The poet and activist, Shaimaa el-Sabbagh, was killed on Jan. 24, a day before the anniversary of Egypt’s Arab Spring revolt in 2011. Before the marchers could reach Tahrir Square, riot police officers blasted them with tear gas and birdshot at close range as photographers and cameramen watched. Their haunting images of Ms. Sabbagh dying in the arms of another marcher have made her a symbol of the epidemic of police abuse.
On Saturday, though, the spokesman for the Medical Forensics Authority said in a television interview that Ms. Sabbagh, 31, would not have died had she not been so slender.
“Shaimaa el-Sabbagh, according to science, should not have died,” the spokesman, Hisham Abdel Hamid, said, calling it “a very rare case.”
“Her body was like skin over bone, as they say,” he said. “She was very thin. She did not have any percentage of fat. So the small pellets penetrated very easily, and four or five out of all the pellets that penetrated her body — these four or five pellets were able to penetrate her heart and lungs, and these are the ones that caused her death.”
A chubbier person would have survived with only minor injuries, Mr. Abdel Hamid argued, noting that a man standing next to her was hit in the neck but nonetheless lived.
“Under his skin, he had layers of fat and I don’t know what else that were a bit thick, so he wasn’t penetrated,” Mr. Abdel Hamid said. “Praise the Lord, it was her time.”
He said that most of the pellets were concentrated in a 20-inch-wide area of her back but that two others hit the left side of her face. The blasts appeared to have been fired from a distance of about eight yards, he said.

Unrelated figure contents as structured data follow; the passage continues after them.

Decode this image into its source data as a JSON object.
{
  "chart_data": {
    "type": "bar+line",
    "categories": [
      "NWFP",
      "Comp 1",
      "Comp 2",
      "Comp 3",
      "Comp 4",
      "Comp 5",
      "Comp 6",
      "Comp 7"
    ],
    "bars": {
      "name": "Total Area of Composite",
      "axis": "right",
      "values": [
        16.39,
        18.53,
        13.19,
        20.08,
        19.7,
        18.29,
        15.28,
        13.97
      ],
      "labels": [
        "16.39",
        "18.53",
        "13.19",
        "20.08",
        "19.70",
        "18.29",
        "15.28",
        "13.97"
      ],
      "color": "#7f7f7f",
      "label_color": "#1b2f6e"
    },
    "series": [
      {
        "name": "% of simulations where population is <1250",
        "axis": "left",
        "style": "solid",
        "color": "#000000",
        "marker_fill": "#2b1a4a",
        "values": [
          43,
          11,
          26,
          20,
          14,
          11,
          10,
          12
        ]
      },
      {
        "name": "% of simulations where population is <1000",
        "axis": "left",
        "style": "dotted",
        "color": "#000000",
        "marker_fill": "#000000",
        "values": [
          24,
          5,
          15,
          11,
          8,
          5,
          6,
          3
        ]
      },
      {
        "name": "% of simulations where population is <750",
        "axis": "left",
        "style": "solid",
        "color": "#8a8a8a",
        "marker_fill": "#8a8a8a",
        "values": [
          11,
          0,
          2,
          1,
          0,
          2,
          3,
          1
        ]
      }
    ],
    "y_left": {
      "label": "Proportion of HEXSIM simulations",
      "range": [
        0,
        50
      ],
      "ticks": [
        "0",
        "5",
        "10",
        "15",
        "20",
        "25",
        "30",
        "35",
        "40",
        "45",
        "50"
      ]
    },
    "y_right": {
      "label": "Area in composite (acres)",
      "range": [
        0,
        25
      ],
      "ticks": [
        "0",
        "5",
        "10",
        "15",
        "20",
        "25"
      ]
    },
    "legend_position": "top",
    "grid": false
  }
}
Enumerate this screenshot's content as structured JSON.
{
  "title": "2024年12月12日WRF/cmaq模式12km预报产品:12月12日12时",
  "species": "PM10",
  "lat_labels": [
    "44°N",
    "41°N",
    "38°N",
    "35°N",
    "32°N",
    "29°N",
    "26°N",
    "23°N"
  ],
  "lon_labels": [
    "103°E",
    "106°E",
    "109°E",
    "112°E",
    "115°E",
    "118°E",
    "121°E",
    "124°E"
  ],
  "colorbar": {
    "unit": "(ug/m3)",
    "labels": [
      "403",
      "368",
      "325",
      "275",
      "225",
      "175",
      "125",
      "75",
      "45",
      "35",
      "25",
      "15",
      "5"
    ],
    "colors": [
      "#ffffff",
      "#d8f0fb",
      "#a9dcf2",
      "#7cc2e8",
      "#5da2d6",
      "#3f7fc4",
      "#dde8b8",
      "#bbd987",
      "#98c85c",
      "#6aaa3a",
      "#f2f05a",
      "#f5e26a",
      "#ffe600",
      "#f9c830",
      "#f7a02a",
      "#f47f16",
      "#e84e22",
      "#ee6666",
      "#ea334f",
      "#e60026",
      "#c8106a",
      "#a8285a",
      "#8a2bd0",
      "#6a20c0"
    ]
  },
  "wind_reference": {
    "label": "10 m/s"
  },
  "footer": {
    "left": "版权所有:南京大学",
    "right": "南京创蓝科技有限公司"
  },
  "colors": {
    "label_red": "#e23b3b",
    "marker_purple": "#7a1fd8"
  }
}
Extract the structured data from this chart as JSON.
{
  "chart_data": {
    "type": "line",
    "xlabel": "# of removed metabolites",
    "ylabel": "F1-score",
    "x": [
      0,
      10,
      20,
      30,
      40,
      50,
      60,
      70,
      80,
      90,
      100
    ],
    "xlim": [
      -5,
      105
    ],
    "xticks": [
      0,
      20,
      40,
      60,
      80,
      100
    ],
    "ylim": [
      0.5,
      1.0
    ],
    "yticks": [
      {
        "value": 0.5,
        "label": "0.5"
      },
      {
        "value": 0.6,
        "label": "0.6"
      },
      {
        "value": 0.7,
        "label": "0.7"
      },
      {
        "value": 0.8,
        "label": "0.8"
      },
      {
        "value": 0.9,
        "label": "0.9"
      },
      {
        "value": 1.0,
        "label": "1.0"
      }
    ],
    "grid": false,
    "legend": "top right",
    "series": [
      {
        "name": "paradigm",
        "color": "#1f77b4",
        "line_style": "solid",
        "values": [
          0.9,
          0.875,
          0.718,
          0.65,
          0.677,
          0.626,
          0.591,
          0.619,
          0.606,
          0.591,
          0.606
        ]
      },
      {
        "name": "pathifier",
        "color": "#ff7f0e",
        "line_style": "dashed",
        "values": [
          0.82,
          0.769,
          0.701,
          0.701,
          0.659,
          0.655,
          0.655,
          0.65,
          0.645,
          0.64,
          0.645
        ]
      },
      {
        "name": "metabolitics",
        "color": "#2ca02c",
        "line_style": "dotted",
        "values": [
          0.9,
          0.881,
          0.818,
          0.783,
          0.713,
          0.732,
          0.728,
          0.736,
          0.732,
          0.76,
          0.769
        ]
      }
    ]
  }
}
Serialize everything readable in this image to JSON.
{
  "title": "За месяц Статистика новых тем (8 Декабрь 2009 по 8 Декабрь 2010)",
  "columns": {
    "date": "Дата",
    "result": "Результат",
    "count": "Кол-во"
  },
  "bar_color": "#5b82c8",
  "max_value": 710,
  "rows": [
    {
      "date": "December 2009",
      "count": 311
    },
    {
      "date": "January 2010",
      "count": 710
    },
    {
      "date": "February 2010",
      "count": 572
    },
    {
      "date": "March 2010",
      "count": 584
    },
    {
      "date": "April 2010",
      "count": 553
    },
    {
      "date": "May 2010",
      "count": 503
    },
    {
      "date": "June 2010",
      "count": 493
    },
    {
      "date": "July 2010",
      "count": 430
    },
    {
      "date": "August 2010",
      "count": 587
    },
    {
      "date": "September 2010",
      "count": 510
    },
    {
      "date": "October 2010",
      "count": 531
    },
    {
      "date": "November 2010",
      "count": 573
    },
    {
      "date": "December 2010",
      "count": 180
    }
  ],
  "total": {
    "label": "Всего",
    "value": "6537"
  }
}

Rights groups scoffed at the focus on Ms. Sabbagh’s weight. “These sorts of ridiculous claims just add a thick layer of absurdity to the government’s endless record of killings and impunity,” said Sarah Leah Whitson of Human Rights Watch.
The images of Ms. Sabbagh’s killing resonated so widely that President Abdel Fattah el-Sisi called for an investigation. Public prosecutors said recently that they had referred an unnamed police officer to trial on charges of battery leading to death — a form of manslaughter.